Improving the quality of Indonesian universities
Published: Wednesday 17th February 2016
ACU academic Mary Gallagher from the Faculty of Education and Arts has a number of strings to her bow. She has worked as a teacher for almost thirty years and a lecturer for the past ten years. Mary has also been involved in international development since 2001, teaching police, lawyers, public officials and educators how to teach others in Indonesia, Georgia and Azerbaijan.
For the past five years Mary has worked on an important and ambitious project involving the education faculties of state Islamic universities (UIN) in Indonesia, Australia’s nearest northern neighbour, with a population of over 250 million people, almost 80 percent of them Muslim.

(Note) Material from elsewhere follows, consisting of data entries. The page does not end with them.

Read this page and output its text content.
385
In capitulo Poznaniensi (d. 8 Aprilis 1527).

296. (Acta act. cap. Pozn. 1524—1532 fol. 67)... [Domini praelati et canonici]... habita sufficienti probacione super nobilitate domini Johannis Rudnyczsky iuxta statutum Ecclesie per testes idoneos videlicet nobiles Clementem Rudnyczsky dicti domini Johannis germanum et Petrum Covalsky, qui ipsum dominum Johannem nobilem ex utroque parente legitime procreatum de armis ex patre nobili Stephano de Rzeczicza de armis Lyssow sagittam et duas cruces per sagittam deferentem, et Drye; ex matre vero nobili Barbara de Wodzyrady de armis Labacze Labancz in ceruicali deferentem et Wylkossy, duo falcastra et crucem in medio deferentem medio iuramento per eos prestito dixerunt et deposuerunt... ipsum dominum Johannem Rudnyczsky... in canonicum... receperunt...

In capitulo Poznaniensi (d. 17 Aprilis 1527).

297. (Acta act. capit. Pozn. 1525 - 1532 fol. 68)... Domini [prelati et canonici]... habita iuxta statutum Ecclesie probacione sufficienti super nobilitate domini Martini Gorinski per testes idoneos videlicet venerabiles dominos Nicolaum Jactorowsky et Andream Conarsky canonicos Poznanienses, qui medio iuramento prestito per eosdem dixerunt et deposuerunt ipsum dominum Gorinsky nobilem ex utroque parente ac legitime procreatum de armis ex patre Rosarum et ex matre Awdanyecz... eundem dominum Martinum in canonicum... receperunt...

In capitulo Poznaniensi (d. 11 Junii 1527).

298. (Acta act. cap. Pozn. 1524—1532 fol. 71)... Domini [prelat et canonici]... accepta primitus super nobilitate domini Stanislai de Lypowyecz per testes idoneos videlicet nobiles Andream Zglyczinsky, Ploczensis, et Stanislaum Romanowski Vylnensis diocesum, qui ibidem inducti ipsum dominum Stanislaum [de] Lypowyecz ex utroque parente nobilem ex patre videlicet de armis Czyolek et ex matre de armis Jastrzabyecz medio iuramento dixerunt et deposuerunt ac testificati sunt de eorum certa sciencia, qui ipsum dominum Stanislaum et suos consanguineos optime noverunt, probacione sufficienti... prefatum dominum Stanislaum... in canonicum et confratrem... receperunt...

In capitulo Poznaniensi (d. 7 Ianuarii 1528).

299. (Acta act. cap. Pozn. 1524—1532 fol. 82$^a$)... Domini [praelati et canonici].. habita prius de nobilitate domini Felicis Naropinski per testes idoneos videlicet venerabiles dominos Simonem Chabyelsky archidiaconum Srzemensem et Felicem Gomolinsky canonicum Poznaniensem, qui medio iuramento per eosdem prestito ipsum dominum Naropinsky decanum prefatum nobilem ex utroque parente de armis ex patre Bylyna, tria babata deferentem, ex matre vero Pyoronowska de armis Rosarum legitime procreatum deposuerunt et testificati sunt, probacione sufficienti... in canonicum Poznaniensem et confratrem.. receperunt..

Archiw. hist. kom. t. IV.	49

In recent years, these UIN have sought to reform and modernize, primarily by bringing their curricula into line with international standards and adding conventional disciplines of study to their well-regarded Islamic offerings.
Mary has reviewed these curricula, through extensive interviews with staff, students, alumni and lecturers, and thorough analysis of relevant material (curricula, syllabuses, class schedules and timetables, course guides and examples of examinations).
The challenges faced by these UIN make the problems we face in Australia seem insignificant! For example:
- Most lecturers carry a face‐to‐face workload of at least 20 hours per week.
- Very few lecture rooms are air‐conditioned (those who have been to Asia will appreciate the significance of this!).
- Lecturers are paid low salaries; many of them need to supplement their income with outside work.
- Student load is very heavy: students are required to complete up to nine subjects a semester.
These reviews allow Mary to escape Canberra’s cold winters, eat tasty Indonesian food, visit beautiful temples and climb awe inspiring volcanoes.
More important, however, are Mary’s contributions to education standards in Indonesia.
Her work on improving syllabuses, assessment models and pedagogy, has significantly improved the quality of graduates and the employment prospects of some of Indonesia’s most disadvantaged. Mary looks forward to continuing with this important work.